どうやらお前は知らないらしいが、魔族には人間ソックリの姿のヤツも珍しくねえんだぞ」
「は、はいな?人間、ソックリ?
そら、人間をたらし込むため……人間に、化けた…だけ、だなや」
「俺が、化けたように見えるか?」
「い、いんや……。
でも、魔族は悪魔そのもので、触れるだけで穢れて、人間を喰らうバケモノで……」
もう一度、パオラは俺の手を見る。
ウネウネと動く魔力ラインを凝視してる。
だんだん顔が青ざめ、脂汗を流し出す。
「じょう、だん……だな、や?」
「マジだ」
「ちょっとぉ、あんたぁ!」
いきなり窓から声がした。
俺達が振り向けば、窓枠にリアが立っていた。
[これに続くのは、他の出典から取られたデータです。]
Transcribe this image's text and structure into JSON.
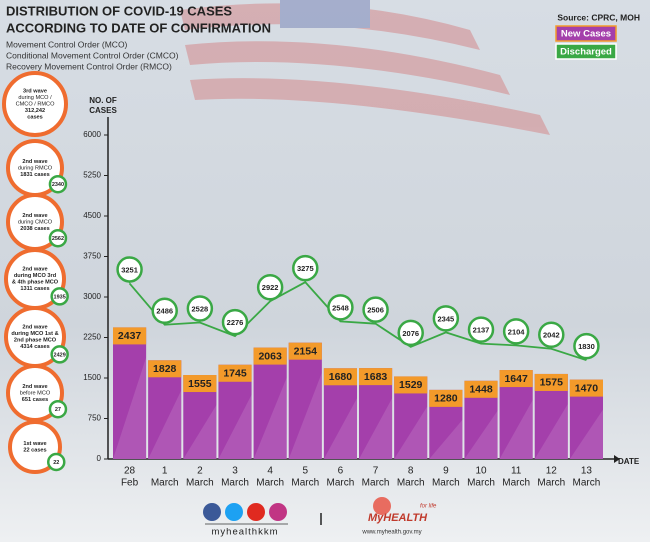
{
  "chart_data": {
    "type": "bar",
    "title_lines": [
      "DISTRIBUTION OF COVID-19 CASES",
      "ACCORDING TO DATE OF CONFIRMATION"
    ],
    "subtitle_lines": [
      "Movement Control Order (MCO)",
      "Conditional Movement Control Order (CMCO)",
      "Recovery Movement Control Order (RMCO)"
    ],
    "source": "Source: CPRC, MOH",
    "y_label": [
      "NO. OF",
      "CASES"
    ],
    "x_label": "DATE",
    "categories": [
      [
        "28",
        "Feb"
      ],
      [
        "1",
        "March"
      ],
      [
        "2",
        "March"
      ],
      [
        "3",
        "March"
      ],
      [
        "4",
        "March"
      ],
      [
        "5",
        "March"
      ],
      [
        "6",
        "March"
      ],
      [
        "7",
        "March"
      ],
      [
        "8",
        "March"
      ],
      [
        "9",
        "March"
      ],
      [
        "10",
        "March"
      ],
      [
        "11",
        "March"
      ],
      [
        "12",
        "March"
      ],
      [
        "13",
        "March"
      ]
    ],
    "series": [
      {
        "name": "New Cases",
        "color": "#a43fab",
        "label_color": "#f39a2a",
        "values": [
          2437,
          1828,
          1555,
          1745,
          2063,
          2154,
          1680,
          1683,
          1529,
          1280,
          1448,
          1647,
          1575,
          1470
        ]
      },
      {
        "name": "Discharged",
        "type": "line",
        "color": "#3aa845",
        "values": [
          3251,
          2486,
          2528,
          2276,
          2922,
          3275,
          2548,
          2506,
          2076,
          2345,
          2137,
          2104,
          2042,
          1830
        ]
      }
    ],
    "ylim": [
      0,
      6000
    ],
    "yticks": [
      0,
      750,
      1500,
      2250,
      3000,
      3750,
      4500,
      5250,
      6000
    ],
    "grid": false
  },
  "waves": [
    {
      "lines": [
        "3rd wave",
        "during MCO /",
        "CMCO / RMCO",
        "312,242",
        "cases"
      ]
    },
    {
      "lines": [
        "2nd wave",
        "during RMCO",
        "1831 cases"
      ],
      "discharged": "2340"
    },
    {
      "lines": [
        "2nd wave",
        "during CMCO",
        "2038 cases"
      ],
      "discharged": "2562"
    },
    {
      "lines": [
        "2nd wave",
        "during MCO 3rd",
        "& 4th phase MCO",
        "1311 cases"
      ],
      "discharged": "1935"
    },
    {
      "lines": [
        "2nd wave",
        "during MCO 1st &",
        "2nd phase MCO",
        "4314 cases"
      ],
      "discharged": "2429"
    },
    {
      "lines": [
        "2nd wave",
        "before MCO",
        "651 cases"
      ],
      "discharged": "27"
    },
    {
      "lines": [
        "1st wave",
        "22 cases"
      ],
      "discharged": "22"
    }
  ],
  "footer": {
    "handle": "myhealthkkm",
    "logo": "MyHEALTH",
    "tagline": "for life",
    "url": "www.myhealth.gov.my"
  }
}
どうやら無事に回復したか。
蝶の羽を広げ、腰に手を当て目をつり上げてる。
「人間のクセにぃ、何でトゥーン様とおしゃべりしてんのよぉ!
捕虜なんだからぁ分際をわきまえなさぁい!」
ビシッとパオラを指さす。
刺された方は顔が引きつってる。
唇が震え、腰が椅子から浮く。
「き……」
押し殺した声が漏れる。
ようやく状況を理解したか。
さぁ、ようやく恐れおののけ……?
「きゃあーっ!めんこいーっ!」
叫ぶやいきなりリアを抱きしめた。
今度はリアの顔が引きつる。逃げようともがく。
俺は呆気にとられる。
「ちっちゃいべー!綺麗な羽だべー!妖精だべーっ!」
「ぎゃあーっ!何よアンタぁ!離しなさいよぉっ!」
「どうなされた!?トゥーン殿、何事か!?」
「トゥーン様、どうされたじゃ!?」
クレメンタインやベルン、他の妖精達も、カルヴァまで部屋に飛び込んでくる。
そんな中、周囲に気付かないパオラは、もがいて嫌がるリアを抱きしめ続けていた。